Ekonomi dan lingkungan bukanlah dialektis yang merupakan tesis dan anti-tesis. Keduanya, bahkan, merupakan dua elemen yang harus saling komplementer. Bukankah ketika pertimbangan ekonomi dipisahkan dengan pertimbangan lingkungan hidup, maka manusia sedang menyusun bencana bagi peradabannya sendiri?
2. Dampak kerusakan terhadap ekologi lingkungan
Penebangan hutan secara ilegal ini juga menimbulkan akibat yang sangat merugikan bagi hutan itu sendiri maupun lingkungan di sekelilingnya. Secara umum, dampak penebangan hutan menyebabkan: pertama, masalah pemanasan global; kedua, masalah degradasi tanah; dan ketiga, mempercepat kepunahan keanekaragaman hayati di dalamnya.
Masalah pemanasan global
Emisi karbon sampai dengan tahun 2000-an yang meningkat menjadi sekitar 6,5 miliar ton hanya dalam waktu setengah abad menyebabkan kenaikan suhu rata-rata dunia sekitar 0,13 derajat Celsius setiap dekade. Akibat lain dari perubahan iklim adalah terjadinya pencairan es di kutub yang menciutkan lautan es Artik seluas 2,7 persen per dekade, meningkatnya tinggi muka air laut 0,5 milimeter per tahun, dan badai yang sering kali kita rasakan.
Negara maju, khususnya Amerika Serikat, telah menyumbang 24% emisi global, diikuti China 14%, Rusia 6%, dan negara industri raksasa Jepang serta India menyumbang 5%. Meskipun tiga perempat (75%) dari emisi karbon disebabkan oleh penggunaan bahan bakar fosil, deforestasi hutan terutama disebabkan oleh penebangan yang berlebihan, kebakaran hutan, dan perubahan fungsi lahan hutan tetap dianggap memperparah terjadinya emisi karbon dunia.
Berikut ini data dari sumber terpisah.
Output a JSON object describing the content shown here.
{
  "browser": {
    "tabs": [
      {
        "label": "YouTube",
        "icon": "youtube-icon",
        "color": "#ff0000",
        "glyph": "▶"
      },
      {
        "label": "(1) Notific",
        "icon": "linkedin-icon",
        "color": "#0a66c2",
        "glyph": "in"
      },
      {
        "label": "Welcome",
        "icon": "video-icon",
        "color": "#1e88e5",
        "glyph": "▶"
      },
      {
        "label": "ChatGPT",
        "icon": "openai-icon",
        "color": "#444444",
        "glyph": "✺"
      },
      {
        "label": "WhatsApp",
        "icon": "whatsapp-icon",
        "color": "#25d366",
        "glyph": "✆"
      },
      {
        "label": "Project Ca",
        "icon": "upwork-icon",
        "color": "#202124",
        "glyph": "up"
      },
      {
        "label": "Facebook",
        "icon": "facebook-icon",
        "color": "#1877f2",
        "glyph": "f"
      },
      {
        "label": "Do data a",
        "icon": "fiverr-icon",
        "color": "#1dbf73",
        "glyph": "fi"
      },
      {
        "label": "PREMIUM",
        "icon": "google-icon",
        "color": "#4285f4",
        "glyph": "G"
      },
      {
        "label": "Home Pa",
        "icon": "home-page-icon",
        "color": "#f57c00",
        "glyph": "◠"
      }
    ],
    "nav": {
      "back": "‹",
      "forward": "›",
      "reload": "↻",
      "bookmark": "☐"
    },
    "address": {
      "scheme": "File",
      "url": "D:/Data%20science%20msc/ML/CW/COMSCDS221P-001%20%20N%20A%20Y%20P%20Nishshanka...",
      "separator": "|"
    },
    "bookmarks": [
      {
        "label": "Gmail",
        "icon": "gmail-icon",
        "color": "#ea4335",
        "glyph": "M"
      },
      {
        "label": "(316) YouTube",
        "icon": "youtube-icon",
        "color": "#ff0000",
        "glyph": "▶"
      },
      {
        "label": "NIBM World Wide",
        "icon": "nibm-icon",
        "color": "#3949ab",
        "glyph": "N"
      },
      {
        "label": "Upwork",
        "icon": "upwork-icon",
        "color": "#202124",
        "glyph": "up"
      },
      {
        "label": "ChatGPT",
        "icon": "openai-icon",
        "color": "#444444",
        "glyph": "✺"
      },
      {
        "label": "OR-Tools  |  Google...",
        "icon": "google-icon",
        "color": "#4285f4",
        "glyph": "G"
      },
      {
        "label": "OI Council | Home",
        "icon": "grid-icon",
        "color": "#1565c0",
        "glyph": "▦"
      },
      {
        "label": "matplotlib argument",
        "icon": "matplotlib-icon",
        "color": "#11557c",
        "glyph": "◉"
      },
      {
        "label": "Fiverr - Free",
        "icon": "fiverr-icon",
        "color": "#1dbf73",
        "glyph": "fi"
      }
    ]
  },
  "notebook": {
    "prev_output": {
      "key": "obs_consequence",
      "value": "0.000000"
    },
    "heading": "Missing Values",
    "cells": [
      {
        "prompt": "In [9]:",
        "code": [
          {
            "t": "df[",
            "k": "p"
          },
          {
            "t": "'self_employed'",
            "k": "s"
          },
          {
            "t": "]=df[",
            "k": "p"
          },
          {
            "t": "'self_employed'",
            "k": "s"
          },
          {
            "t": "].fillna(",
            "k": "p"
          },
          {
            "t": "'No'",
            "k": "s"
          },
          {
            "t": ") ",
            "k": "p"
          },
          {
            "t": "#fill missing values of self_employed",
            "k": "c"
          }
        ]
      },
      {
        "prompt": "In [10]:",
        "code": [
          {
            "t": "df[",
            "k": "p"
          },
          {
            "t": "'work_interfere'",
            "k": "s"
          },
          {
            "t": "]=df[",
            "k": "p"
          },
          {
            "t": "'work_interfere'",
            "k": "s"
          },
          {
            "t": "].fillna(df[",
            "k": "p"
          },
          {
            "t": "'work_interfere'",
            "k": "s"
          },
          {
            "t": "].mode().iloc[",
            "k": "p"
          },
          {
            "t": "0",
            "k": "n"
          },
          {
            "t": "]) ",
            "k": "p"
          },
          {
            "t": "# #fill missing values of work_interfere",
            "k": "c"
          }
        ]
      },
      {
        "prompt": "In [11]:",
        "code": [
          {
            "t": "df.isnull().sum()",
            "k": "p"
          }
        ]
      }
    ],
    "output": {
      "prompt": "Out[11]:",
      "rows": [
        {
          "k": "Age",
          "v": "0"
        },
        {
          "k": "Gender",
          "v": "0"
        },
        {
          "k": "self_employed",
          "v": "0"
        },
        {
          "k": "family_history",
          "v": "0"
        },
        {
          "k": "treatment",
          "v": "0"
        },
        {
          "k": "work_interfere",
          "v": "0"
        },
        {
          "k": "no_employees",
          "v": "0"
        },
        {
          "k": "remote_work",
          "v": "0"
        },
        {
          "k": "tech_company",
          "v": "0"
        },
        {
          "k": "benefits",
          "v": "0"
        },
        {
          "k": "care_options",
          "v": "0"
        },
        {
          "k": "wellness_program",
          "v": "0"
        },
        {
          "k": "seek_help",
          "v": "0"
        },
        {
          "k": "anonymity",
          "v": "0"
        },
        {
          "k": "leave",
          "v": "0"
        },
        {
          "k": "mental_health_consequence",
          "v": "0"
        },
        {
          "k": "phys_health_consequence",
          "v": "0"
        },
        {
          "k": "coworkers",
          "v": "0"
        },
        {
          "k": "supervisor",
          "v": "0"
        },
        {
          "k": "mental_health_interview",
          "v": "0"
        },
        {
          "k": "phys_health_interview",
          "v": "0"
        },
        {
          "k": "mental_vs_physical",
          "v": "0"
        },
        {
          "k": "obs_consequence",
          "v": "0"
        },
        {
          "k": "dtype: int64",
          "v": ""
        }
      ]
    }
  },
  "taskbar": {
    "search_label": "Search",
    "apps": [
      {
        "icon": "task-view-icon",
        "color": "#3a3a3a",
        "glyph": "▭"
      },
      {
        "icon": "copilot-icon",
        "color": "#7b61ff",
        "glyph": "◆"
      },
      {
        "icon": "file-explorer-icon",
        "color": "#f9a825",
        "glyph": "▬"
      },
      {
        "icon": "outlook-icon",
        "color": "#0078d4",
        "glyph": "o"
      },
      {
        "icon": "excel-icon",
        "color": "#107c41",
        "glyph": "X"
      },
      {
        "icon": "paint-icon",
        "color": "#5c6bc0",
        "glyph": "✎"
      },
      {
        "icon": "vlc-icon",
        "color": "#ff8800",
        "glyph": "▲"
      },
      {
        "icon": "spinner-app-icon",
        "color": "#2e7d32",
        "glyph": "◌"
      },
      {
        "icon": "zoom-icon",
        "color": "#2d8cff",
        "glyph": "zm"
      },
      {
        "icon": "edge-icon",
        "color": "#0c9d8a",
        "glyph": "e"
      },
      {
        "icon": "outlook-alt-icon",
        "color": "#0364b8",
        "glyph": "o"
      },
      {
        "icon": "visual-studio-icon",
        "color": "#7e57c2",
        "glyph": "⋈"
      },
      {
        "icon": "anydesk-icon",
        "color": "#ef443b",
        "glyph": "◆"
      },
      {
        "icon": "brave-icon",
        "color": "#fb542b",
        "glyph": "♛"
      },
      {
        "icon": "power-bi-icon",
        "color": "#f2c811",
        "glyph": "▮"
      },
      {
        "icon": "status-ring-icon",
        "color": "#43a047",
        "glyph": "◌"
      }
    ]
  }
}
Para ahli memperkirakan bahwa dampak dari pemanasan global akan sangat meningkat bila kelestarian dan keutuhan hutan tidak dipelihara. Ada beberapa akibat yang akan muncul akibat pemanasan global ini, antara lain terjadinya perubahan iklim. Hal ini akan mempercepat penguapan air sehingga berpengaruh pada curah hujan dan distribusinya. Akibat selanjutnya adalah terjadinya banjir dan erosi di daerah-daerah tertentu.
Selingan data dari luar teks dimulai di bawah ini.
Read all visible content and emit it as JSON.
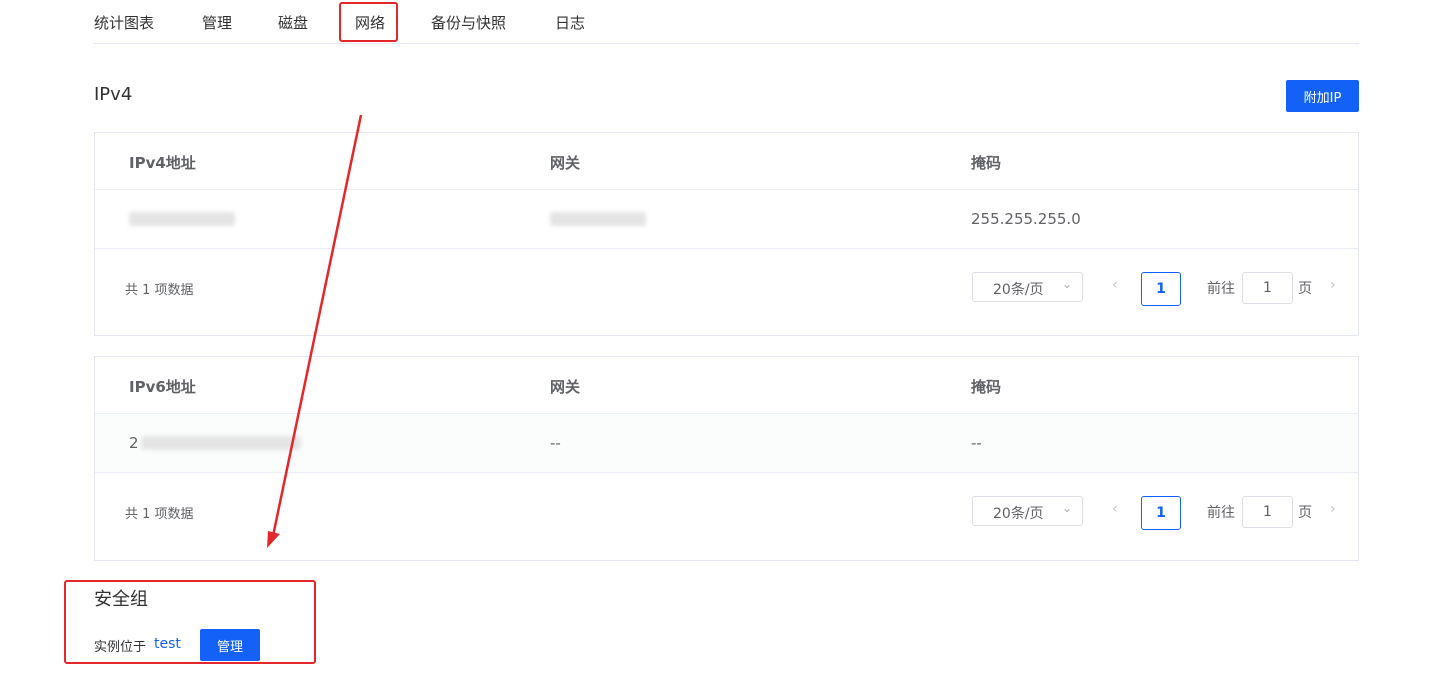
{
  "tabs": [
    "统计图表",
    "管理",
    "磁盘",
    "网络",
    "备份与快照",
    "日志"
  ],
  "active_tab": "网络",
  "ipv4": {
    "title": "IPv4",
    "add_button": "附加IP",
    "columns": [
      "IPv4地址",
      "网关",
      "掩码"
    ],
    "rows": [
      {
        "address": "",
        "gateway": "",
        "mask": "255.255.255.0"
      }
    ],
    "total": "共 1 项数据",
    "page_size": "20条/页",
    "current_page": "1",
    "goto_label": "前往",
    "goto_value": "1",
    "goto_suffix": "页"
  },
  "ipv6": {
    "columns": [
      "IPv6地址",
      "网关",
      "掩码"
    ],
    "rows": [
      {
        "address_prefix": "2",
        "gateway": "--",
        "mask": "--"
      }
    ],
    "total": "共 1 项数据",
    "page_size": "20条/页",
    "current_page": "1",
    "goto_label": "前往",
    "goto_value": "1",
    "goto_suffix": "页"
  },
  "security_group": {
    "title": "安全组",
    "instance_label": "实例位于",
    "instance_link": "test",
    "manage_button": "管理"
  },
  "icons": {
    "prev": "chevron-left-icon",
    "next": "chevron-right-icon",
    "select": "chevron-down-icon"
  },
  "colors": {
    "primary": "#1361f6",
    "annotation": "#e5272c"
  }
}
Dengan semakin berkurangnya tutupan hutan Indonesia, maka sebagian besar kawasan Indonesia telah menjadi kawasan yang rentan terhadap bencana, baik bencana kekeringan, banjir maupun tanah longsor. Sejak tahun 1998 hingga pertengahan 2003, tercatat telah terjadi 647 kejadian bencana di Indonesia dengan 2022 korban jiwa dan kerugian milyaran rupiah, dimana 85% dari bencana tersebut merupakan bencana banjir dan longsor yang diakibatkan kerusakan hutan (Bakornas Penanggulangan Bencana, 2003).
Masalah degradasi tanah
Penebangan hutan secara tak terkendali pasti juga menyebabkan degradasi tanah dan berkurangnya kesuburan tanah. Data dari Biro Pusat Statistik menyebutkan bahwa lahan produktif yang telah diolah di Indonesia sebanyak 17.665.000 hektar. Sebesar 70 % dari lahan itu adalah lahan kering. Sisanya adalah lahan basah. Akibat penebangan liar yang terjadi banyak lahan kering yang tidak digarap. Akibatnya erosi menjadi mudah terjadi dan tanah berkurang kesuburannya.
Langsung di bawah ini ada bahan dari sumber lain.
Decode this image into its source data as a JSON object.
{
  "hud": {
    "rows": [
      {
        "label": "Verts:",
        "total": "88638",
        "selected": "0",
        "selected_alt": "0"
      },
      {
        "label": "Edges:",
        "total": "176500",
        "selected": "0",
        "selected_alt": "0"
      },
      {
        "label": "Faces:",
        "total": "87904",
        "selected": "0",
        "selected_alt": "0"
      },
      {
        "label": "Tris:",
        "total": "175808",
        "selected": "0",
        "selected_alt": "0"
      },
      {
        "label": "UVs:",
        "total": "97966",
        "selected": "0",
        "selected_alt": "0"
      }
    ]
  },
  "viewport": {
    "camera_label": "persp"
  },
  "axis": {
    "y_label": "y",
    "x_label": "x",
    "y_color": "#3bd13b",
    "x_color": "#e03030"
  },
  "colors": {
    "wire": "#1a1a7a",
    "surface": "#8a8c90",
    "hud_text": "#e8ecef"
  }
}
Masalah kepunahan keranekaragaman hayati
Masalah ini cukup mendapat perhatian penting saat ini. Berdasar penelitian para ahli, dikatakan bahwa jumlah spesies binatang atau spesies burung semakin berkurang, khususnya di Kalimantan Barat. Akibat penebangan hutan yang dilakukan terus menerus, banyak hewan yang menyingkir dan mencari habitat yang baru. Misalnya, harimau Kalimantan semakin terjepit karena tempat tinggalnya semakin sempit dan terus di babat. Bukan tidak mungkin bahwa tahun-tahun mendatang spesies harimau akan punah. Para ahli memperkirakan bahwa pada tahun 2015 dengan penggundulan hutan tropis di Kalimantan akan menyebabkan punahnya 4-8% spesies dan 17,35 % pada tahun 2040.
New Earth and Heaven
Tidakkah kita merasa bahwa Semesta ini menyimpan keajaiban yang absolut? Ia bahkan memiliki semacam sistem kontrol penyeimbang yang memungkinkan Bumi ini memiliki lingkungan yang sesuai bagi makhluk yang berdiam diatasnya. Bumi pada dasarnya dapat menyembuhkan dirinya sendiri dengan dengan semua organ yang dimilikinya (tanah, hutan, samudra, atmosfir). Hipotesis yang telah menjadi teori Gaia dikenalkan oleh James Lovelock tiga dasawarsa silam dan dipandang serius dalam Deklarasi Amsterdam tahun 2001.
Namun, Semesta ini pula mengandung hukum baku tresendental, sebuah hukum yang belum tentu dapat ditangkap oleh intelegentia manusia. Inilah akibatnya jika manusia menggeruk perut bumi demi perutnya sendiri, Bumi ini dengan bijak akan memurnikannya sendiri. Manusia dapat berbuat apa saja terhadap Bumi ini, namun secara a fortiori Bumi ini juga bisa berbuat hal yang sama.
Nah, ketika bencana demi bencana berkunjung silih berganti, maka ada yang salah dengan sikap manusia terhadap alam semesta ini. Pertanyaan yang terbersit mungkin apakah yang salah? Apa pula yang harus saya lakukan?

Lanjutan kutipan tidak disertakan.